In Eastern Mountain Sports in Boston, store manager Dan McDuffie walked me through this year’s winter coats. As we walked past jackets labeled with words like Gore-Tex, Polartec and Primaloft, McDuffie told me that people aren’t buying as much of the artificial stuffing anymore. After Boston’s blizzard in 2015, what people want is a bit old-tech: down feathers.
That’s because despite continued efforts, people have never been able to make a material that insulates better than down. And, unlike synthetic versions, there is almost no manufacturing necessary.
“When you are buying the fanciest comforter… or you’re buying the most expensive sleeping bag in the world, the feathers inside that sleeping bag, by and large, have gone through absolutely no change,” said Thor Hanson, a biologist and author of Feathers: The Evolution of a Natural Miracle. “All that has happened is that they have been washed and dried. That’s it.”
There are three ways our body loses heat: radiation—which Hanson compares to the heat coming off of a woodstove, conduction (“…if you were to touch the metal surface of that woodstove you
would really get a burn,”) and convection, the heat transferred through a medium, like air. Down feathers are great at slowing or stopping all three.
Down creates a complex lattice of tiny branches known as barbules. Packed together, the barbules weave and interlock, trapping tiny pockets of air that impede radiation. The ends of the barbules are so small and spaced out that heat cannot efficiently be conducted from one to the other. The trapped pockets of air are divided, which slows convention down considerably. So far, no one has been able to create a synthetic material that branches and traps air in the same way that natural down does.
“Down… is just incredible,” said Joe Jackson, Outside Magazine’s Gear Guy. “What (companies) are trying to do is make something that works well outside, and nature has been perfecting that for thousands of years.”
To see this natural engineering, McDuffie led me over to a blue, slim, down jacket. It looked about as insulating as a sheet of paper, but actually it was one of the warmer things you can buy in the
store.
“Not everything has to be puffy,” said McDuffie, folding the entire blue jacket into a ball about the size of my hand.
Only the most expensive feather jackets can take such abuse. According to Hanson, birds have several types of feathers, but real down feathers don’t have a central hard stem, or rachis. Many jackets that seem puffy and warm contain a significant portion of non-down feathers consisting of hard, inflexible rachises The more “true down” you are willing to pay for, the warmer your jacket can be without sacrificing much in bulk.

Fluffy down jacket, By MandleMedia – CC BY-ND 2.0
Despite all the advantages of down, the material has one major weakness: water. “Get a down feather wet… and you’ll see that the barbs stick together more than they do when they are dry,” said Hanson. “As soon as they start sticking together you greatly reduce the amount of air that they are trapping.”
Many manufacturers are creating winter jackets with synthetic alternatives, like PrimaLoft, which is considered to be the next best thing to down. Unlike down, PrimaLoft is made of tiny, polymer microfibers, some of which are as small as 3 microns across—smaller than the width of a red blood cell. These fibers are specifically manufactured to be water resistant, and are additionally sprayed with a water repellent finish. Finally, the fill is crimped like a spring to provide down-like loft and packed into jackets. The trade-offs between insulation and water protection has led many people to flock to synthetic fill. Some companies are developing “treated down,” such as DownTek, to help keep the feathers from getting wet and losing their insulating properties. These technologies have improved down’s reaction to moisture, but it’s not perfect, yet.
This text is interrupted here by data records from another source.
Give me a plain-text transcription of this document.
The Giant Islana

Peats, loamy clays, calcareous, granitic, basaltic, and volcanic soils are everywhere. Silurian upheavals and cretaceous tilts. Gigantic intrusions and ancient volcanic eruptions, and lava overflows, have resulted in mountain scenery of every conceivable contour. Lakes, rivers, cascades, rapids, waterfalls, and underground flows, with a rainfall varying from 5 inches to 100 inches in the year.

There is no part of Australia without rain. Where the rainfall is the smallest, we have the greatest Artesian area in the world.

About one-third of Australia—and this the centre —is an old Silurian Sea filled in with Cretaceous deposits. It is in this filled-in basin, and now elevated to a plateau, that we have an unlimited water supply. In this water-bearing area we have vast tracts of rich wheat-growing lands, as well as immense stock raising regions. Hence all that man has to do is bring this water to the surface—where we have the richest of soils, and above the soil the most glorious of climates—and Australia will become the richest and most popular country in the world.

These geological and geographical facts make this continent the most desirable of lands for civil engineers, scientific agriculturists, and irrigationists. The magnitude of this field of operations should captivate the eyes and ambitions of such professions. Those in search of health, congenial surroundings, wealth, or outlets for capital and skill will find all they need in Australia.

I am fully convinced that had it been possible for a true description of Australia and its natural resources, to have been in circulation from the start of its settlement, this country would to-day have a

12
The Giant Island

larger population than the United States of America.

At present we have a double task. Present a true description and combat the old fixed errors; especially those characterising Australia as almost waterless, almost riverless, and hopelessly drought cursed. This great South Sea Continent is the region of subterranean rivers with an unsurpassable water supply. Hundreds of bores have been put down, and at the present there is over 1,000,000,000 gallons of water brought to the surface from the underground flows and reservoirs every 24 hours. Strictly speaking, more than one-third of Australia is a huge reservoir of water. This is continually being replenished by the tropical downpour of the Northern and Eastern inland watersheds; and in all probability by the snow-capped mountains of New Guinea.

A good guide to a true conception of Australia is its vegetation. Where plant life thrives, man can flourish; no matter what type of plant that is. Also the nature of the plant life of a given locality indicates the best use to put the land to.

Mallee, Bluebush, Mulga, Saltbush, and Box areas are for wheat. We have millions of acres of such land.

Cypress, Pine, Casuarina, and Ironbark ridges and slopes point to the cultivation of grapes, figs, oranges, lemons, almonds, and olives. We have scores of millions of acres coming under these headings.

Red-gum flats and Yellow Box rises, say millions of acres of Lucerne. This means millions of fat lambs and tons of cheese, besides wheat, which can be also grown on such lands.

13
Earlier this year, Jackson did a test. He soaked three sleeping bags in water: a synthetic sleeping bag, a down sleeping bag, and a treated down sleeping bag. Then, armed with only his underwear, he took the bags out into the mountain snow, climbed in, and timed how long he could last before the cold got to him. The treated down did well, at 30 minutes, but the synthetic sleeping bag won, at 43.
Although Jackson admits that the test “wasn’t very scientific,” it demonstrated the point: treated down just isn’t there yet. Most people won’t be spending a lot of time this winter in wet sleeping bags in their underwear though.
“Close your eyes and imagine how many times you’ll get soaking wet,” said Jackson, “if the answer is ‘not much,’ go with down.”